I love it when a lack-of-humor and lack-of-appropriateness-originated flamewar causes somebody to point me towards a very nice display of intelligent humor. Specially when it is so close to me, to my roots, to my family and my personal history. FWIW, for several years, while I was a BBS user, I used WereWolf as my nickname. Great thanks to Frank Küster - and, of course, to Christian Morgenstern.

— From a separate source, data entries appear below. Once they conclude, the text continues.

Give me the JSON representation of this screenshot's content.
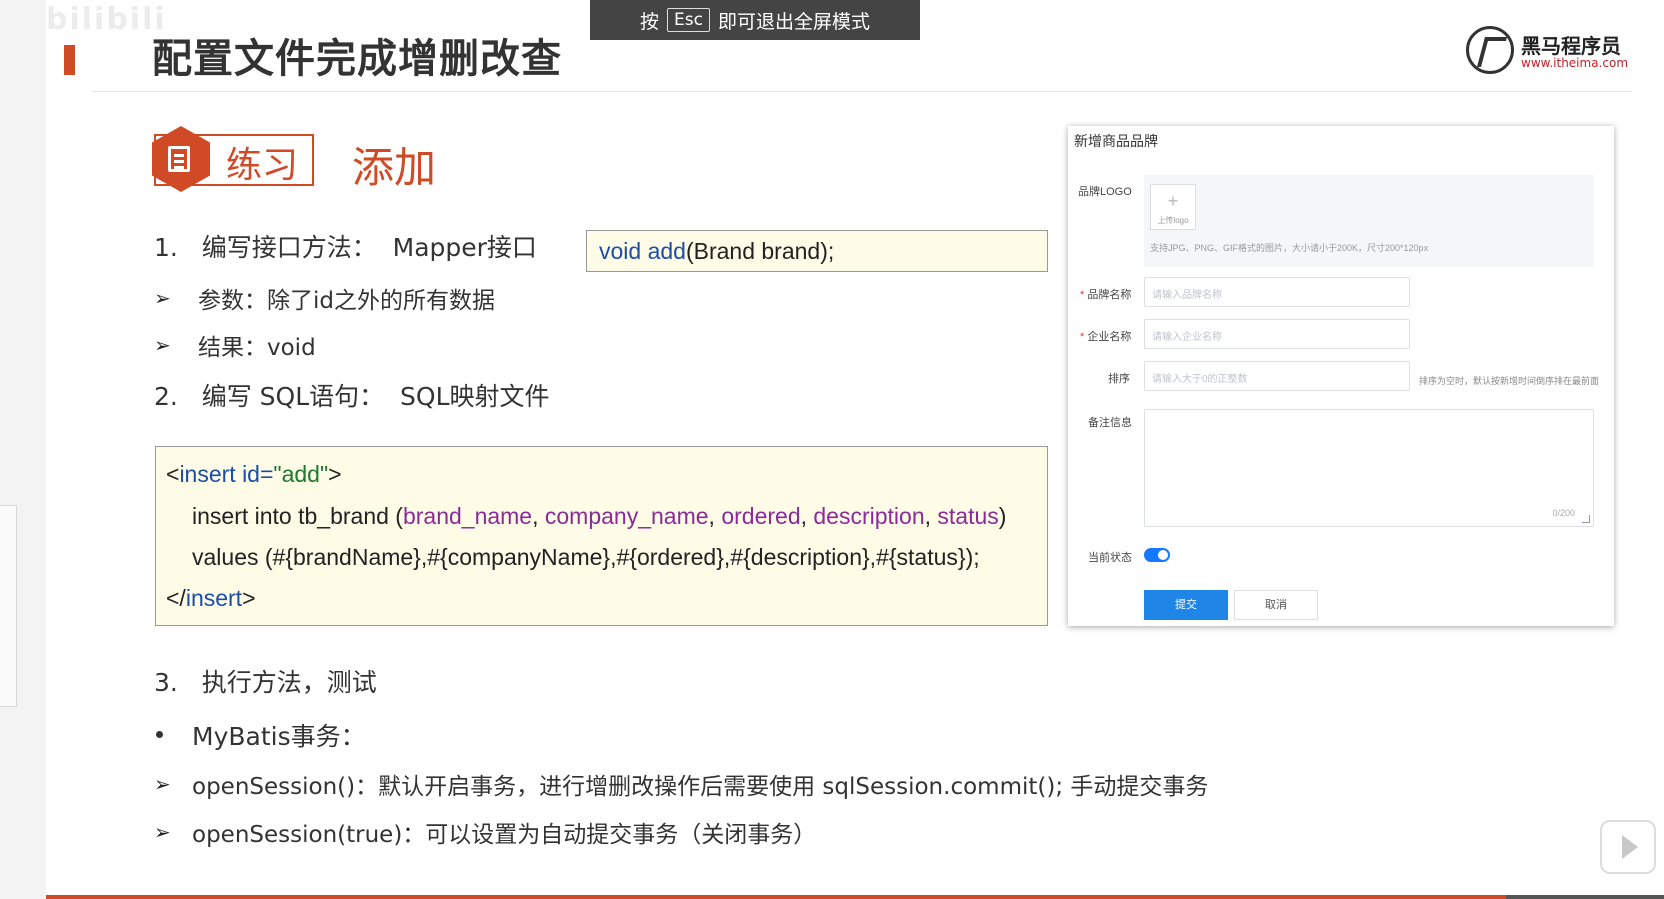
{
  "esc_hint": {
    "prefix": "按",
    "key": "Esc",
    "suffix": "即可退出全屏模式"
  },
  "header": {
    "title": "配置文件完成增删改查"
  },
  "logo": {
    "name": "黑马程序员",
    "url": "www.itheima.com"
  },
  "watermark": "bilibili",
  "practice": {
    "label": "练习",
    "topic": "添加"
  },
  "steps": [
    {
      "num": "1.",
      "text": "编写接口方法：",
      "sub": "Mapper接口"
    },
    {
      "num": "2.",
      "text": "编写 SQL语句：",
      "sub": "SQL映射文件"
    },
    {
      "num": "3.",
      "text": "执行方法，测试"
    }
  ],
  "points": {
    "params": "参数：除了id之外的所有数据",
    "result": "结果：void",
    "mybatis": "MyBatis事务：",
    "open_session": "openSession()：默认开启事务，进行增删改操作后需要使用 sqlSession.commit(); 手动提交事务",
    "open_session_true": "openSession(true)：可以设置为自动提交事务（关闭事务）"
  },
  "method_code": {
    "kw1": "void",
    "kw2": "add",
    "rest": "(Brand brand);"
  },
  "sql": {
    "open_lt": "<",
    "open_tag": "insert id=",
    "open_val": "\"add\"",
    "open_gt": ">",
    "l2_a": "insert into tb_brand (",
    "cols": [
      "brand_name",
      "company_name",
      "ordered",
      "description",
      "status"
    ],
    "l2_close": ")",
    "l3": "values (#{brandName},#{companyName},#{ordered},#{description},#{status});",
    "close_lt": "</",
    "close_tag": "insert",
    "close_gt": ">"
  },
  "form": {
    "title": "新增商品品牌",
    "logo_label": "品牌LOGO",
    "upload_label": "上传logo",
    "upload_tip": "支持JPG、PNG、GIF格式的图片，大小请小于200K，尺寸200*120px",
    "brand_label": "品牌名称",
    "brand_placeholder": "请输入品牌名称",
    "company_label": "企业名称",
    "company_placeholder": "请输入企业名称",
    "order_label": "排序",
    "order_placeholder": "请输入大于0的正整数",
    "order_tip": "排序为空时，默认按新增时间倒序排在最前面",
    "desc_label": "备注信息",
    "desc_count": "0/200",
    "status_label": "当前状态",
    "status_on": true,
    "submit": "提交",
    "cancel": "取消",
    "required_mark": "*"
  },
  "colors": {
    "accent": "#d04a26",
    "primary": "#1f86e8",
    "code_bg": "#fefbe6"
  }
}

The Werewolf - English translation by Alexander Gross A Werewolf, troubled by his name, Left wife and brood one night and came To a hidden graveyard to enlist The aid of a long-dead philologist. "Oh sage, wake up, please don't berate me," He howled sadly, "Just conjugate me." The seer arose a bit unsteady Yawned twice, wheezed once, and then was ready. "Well, 'Werewolf' is your plural past, While 'Waswolf' is singularly cast: There's 'Amwolf' too, the present tense, And 'Iswolf,' 'Arewolf' in this same sense." "I know that--I'm no mental cripple-- The future form and participle Are what I crave," the beast replied. The scholar paused--again he tried: "A 'Will-be-wolf?' It's just too long: 'Shall-be-wolf?' 'Has-been-wolf?' Utterly wrong! Such words are wounds beyond all suture-- I'm sorry, but you have no future." The Werewolf knew better--his sons still slept At home, and homewards now he crept, Happy, humble, without apology For such folly of philology.

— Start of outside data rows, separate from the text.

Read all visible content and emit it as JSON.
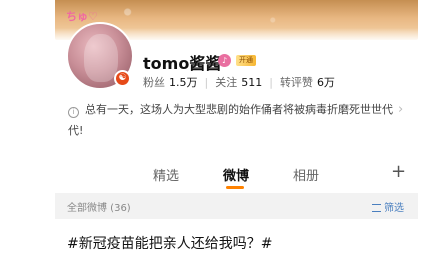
{
  "profile": {
    "sticker_text": "ちゅ♡",
    "avatar_badge": "☯",
    "username": "tomo酱酱",
    "vip_label": "开通",
    "stats": {
      "fans_label": "粉丝",
      "fans_value": "1.5万",
      "following_label": "关注",
      "following_value": "511",
      "likes_label": "转评赞",
      "likes_value": "6万"
    },
    "bio": "总有一天，这场人为大型悲剧的始作俑者将被病毒折磨死世世代代!"
  },
  "tabs": [
    {
      "label": "精选"
    },
    {
      "label": "微博"
    },
    {
      "label": "相册"
    }
  ],
  "feed": {
    "all_posts_label": "全部微博 (36)",
    "filter_label": "筛选",
    "first_post": "#新冠疫苗能把亲人还给我吗？#"
  },
  "colors": {
    "accent": "#ff8200",
    "filter_link": "#4a7fbf",
    "pink": "#e96fa0"
  }
}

Joe Buck 2008-11-26 11:40:28
Interesting to compare the
Interesting to compare the English and German versions. I know a little bit of German, which I picked up because my work used to take me to Germany a lot – just enough to order in restaurants and ask basic questions (and not understand the answers). But the German has “Werwolf”; “Wer” means “who”, and the poet has fun with the cases in German grammar: Wer, Wen, Wem, Wes for “who, whom, to whom, whose”.